Her whole body is curled around the anther of the bloom where the pollen is located, all-in to her goal of gathering pollen. A front on photo, while not crystal clear, allows us to glimpse her face. She looks determined in her work, as she packs her little legs full of golden pollen.

These shiny, metallic bees are fast flyers, but observable and not at all rare. They and their cousin metallic bees love a blooming garden.

If you plant them, they will come.

8 thoughts on “Green Sweat Bee

    • Interesting about the word. I know some native bees, while solitary in their nesting, do form colonies. Maybe these are those? I would have named them something reflecting their gorgeous coloring, but then, no one ask me for my opinion–I’m just glad to see them in the garden.

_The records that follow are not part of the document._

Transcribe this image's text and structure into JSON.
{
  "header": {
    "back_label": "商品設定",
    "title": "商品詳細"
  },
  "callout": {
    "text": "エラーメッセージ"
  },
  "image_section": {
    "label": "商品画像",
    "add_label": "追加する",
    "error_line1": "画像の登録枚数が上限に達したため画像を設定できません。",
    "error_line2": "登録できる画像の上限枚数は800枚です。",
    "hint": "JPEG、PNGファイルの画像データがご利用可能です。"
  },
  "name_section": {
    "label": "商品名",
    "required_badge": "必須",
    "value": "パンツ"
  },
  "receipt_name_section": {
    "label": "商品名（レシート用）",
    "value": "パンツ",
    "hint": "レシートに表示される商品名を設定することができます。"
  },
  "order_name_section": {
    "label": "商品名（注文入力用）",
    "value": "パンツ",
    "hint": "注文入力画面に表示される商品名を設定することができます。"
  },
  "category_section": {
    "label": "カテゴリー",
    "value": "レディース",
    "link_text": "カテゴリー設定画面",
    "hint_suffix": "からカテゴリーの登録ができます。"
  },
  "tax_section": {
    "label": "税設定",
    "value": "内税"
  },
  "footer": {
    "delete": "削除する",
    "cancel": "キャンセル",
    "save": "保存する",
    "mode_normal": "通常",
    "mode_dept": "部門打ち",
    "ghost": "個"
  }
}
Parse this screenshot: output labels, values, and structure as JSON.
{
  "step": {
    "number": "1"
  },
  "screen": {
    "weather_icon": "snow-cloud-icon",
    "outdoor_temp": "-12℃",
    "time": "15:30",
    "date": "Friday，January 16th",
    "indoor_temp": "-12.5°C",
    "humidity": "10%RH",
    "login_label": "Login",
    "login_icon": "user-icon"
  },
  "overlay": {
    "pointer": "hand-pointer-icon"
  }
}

  1. I do love the metallic bees. I’ve not seen any blue ones yet this year, but I think I might have seen the green; it could have been a fly of some sort. I’ve seen a good number of small bees with black and white (or gray) striped abdomens: the sort that carry pollen on their bellies. And of course there were bumblebees galore around the Texas mountain laurel and Wisteria. I enjoy the sight of the metallic bees, but I love the sounds of the bumble bees.


    • They are gorgeous and fun to watch. I don’t know what the very little ones are; they tend blue/green in color and are also fast flyers. It’s sometimes hard to distinguish the flies from the bees and many flies have that iridescent thing going.

      I love the buzz of the bumbles! I don’t usually see them until late spring, I’m a little envious, that you’ve seen them so early this year.